# This makes me want to have a baby



## smrobs (Jul 30, 2008)

OMG ROFLOL. That was just too adorable.


----------



## RusticWildFire (Jul 6, 2008)

OH my goodness!! That is one of the cutest things I have seen in a long time! Thanks for sharing  

And I second that...it makes me want to have a baby even more now!  Poo on school.


----------



## free_sprtd (Oct 18, 2007)

ahahhhaha I was cracking up the whole time! thanks for sharing


----------



## appylover31803 (Sep 18, 2007)

That was too cute! It looked like he was really enjoying it!
I loved the first time he rolled.. and rolled and rolled and rolled!

Thanks so much for sharing that!


----------



## my2geldings (Feb 18, 2008)

GottaRide said:


> YouTube - Tempo's First "Bath"


That was the weirdest feeling ever. I knew it would a video to that song before it played:shock: I must have seen it at some point and just don't remember it or that is just creepy.
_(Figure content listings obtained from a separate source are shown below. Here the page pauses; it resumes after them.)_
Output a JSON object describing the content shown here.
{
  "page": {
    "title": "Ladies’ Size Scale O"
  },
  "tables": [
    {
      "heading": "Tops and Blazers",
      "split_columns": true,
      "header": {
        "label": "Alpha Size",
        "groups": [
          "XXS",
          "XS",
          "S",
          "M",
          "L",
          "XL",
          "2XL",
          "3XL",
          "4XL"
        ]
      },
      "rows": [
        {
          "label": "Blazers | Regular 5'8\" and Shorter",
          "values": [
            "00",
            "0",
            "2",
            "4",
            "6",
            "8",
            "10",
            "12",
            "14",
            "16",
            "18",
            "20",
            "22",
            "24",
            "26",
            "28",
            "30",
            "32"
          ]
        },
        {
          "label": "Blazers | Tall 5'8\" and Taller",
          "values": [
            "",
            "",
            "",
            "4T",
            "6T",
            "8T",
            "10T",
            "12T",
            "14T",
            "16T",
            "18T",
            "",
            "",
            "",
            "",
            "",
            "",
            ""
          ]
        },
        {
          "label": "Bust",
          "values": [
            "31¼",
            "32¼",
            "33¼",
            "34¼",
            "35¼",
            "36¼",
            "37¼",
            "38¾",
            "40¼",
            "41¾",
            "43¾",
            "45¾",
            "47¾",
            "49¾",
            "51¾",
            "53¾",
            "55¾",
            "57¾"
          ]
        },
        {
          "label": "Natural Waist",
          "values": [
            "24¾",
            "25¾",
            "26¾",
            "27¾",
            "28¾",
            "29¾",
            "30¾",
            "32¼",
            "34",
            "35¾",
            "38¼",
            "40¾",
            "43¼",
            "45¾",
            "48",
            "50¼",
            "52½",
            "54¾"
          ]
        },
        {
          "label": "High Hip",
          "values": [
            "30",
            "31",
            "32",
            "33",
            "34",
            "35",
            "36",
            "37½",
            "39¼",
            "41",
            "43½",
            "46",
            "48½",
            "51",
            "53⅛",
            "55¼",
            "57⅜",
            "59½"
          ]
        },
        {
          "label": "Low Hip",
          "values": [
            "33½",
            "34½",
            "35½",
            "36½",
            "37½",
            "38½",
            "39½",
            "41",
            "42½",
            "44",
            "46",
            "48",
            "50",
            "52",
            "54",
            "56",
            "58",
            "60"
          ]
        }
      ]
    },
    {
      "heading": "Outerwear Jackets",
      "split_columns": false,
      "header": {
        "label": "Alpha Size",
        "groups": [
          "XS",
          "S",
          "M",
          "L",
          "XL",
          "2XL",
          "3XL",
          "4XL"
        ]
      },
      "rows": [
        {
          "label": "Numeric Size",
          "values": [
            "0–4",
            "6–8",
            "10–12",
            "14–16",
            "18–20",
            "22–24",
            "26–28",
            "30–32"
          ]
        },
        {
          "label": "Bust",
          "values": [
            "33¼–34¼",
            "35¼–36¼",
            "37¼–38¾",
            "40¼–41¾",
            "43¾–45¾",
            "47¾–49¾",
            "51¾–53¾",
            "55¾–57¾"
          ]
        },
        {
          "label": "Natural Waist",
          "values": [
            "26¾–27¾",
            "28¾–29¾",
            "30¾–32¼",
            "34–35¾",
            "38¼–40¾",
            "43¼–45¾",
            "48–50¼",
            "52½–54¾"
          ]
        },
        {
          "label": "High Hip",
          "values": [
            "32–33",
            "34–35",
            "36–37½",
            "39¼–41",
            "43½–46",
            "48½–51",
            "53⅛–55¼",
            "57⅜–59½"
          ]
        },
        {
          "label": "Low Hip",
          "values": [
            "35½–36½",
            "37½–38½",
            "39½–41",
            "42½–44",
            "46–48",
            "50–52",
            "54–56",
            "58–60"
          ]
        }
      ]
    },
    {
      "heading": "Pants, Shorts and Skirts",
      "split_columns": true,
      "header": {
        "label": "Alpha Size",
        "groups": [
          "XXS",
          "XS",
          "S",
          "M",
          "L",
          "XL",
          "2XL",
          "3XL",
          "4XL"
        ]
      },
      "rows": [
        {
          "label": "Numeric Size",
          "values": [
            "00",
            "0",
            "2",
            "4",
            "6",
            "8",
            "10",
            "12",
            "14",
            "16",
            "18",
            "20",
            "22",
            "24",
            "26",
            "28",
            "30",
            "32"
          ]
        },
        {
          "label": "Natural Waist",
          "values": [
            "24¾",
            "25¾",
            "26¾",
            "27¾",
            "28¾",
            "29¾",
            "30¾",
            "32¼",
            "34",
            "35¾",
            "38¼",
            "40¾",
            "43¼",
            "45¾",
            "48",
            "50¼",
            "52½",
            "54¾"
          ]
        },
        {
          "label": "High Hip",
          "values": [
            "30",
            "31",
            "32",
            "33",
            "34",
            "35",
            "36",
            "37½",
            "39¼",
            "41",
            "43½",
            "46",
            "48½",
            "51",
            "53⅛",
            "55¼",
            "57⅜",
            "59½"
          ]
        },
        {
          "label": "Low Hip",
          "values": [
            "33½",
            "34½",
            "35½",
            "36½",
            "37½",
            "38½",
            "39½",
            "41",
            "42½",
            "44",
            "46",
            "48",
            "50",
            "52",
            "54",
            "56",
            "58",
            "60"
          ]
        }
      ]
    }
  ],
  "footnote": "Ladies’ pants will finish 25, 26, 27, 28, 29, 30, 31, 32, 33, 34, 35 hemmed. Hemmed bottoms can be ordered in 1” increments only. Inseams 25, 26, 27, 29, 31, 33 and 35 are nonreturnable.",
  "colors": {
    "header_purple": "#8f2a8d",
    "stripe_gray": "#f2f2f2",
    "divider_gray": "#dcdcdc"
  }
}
That was the most adorable foal I have ever seen. What a cute little thing! I'm dreading the day I have to show the wash rack to my guy.


----------



## Spastic_Dove (Oct 4, 2007)

Too cute. I would love a baby! Too bad I already have my hands full with a 10 year old lol


----------



## wanderlust (Nov 18, 2008)

I really want a baby too!


----------



## my2geldings (Feb 18, 2008)

LADIES don't be fooled by their cuteness! my guy isn't always as adorable as he might sound:twisted: he's got manipulation down to an art :lol:


----------



## blossom856 (Apr 5, 2007)

I loved that! Babies are so silly.


----------



## Hoofprints in the Sand (Nov 23, 2008)

So cute!!


----------



## Sara (Jul 6, 2007)

Wow, that really made my day, thank you! :lol:


----------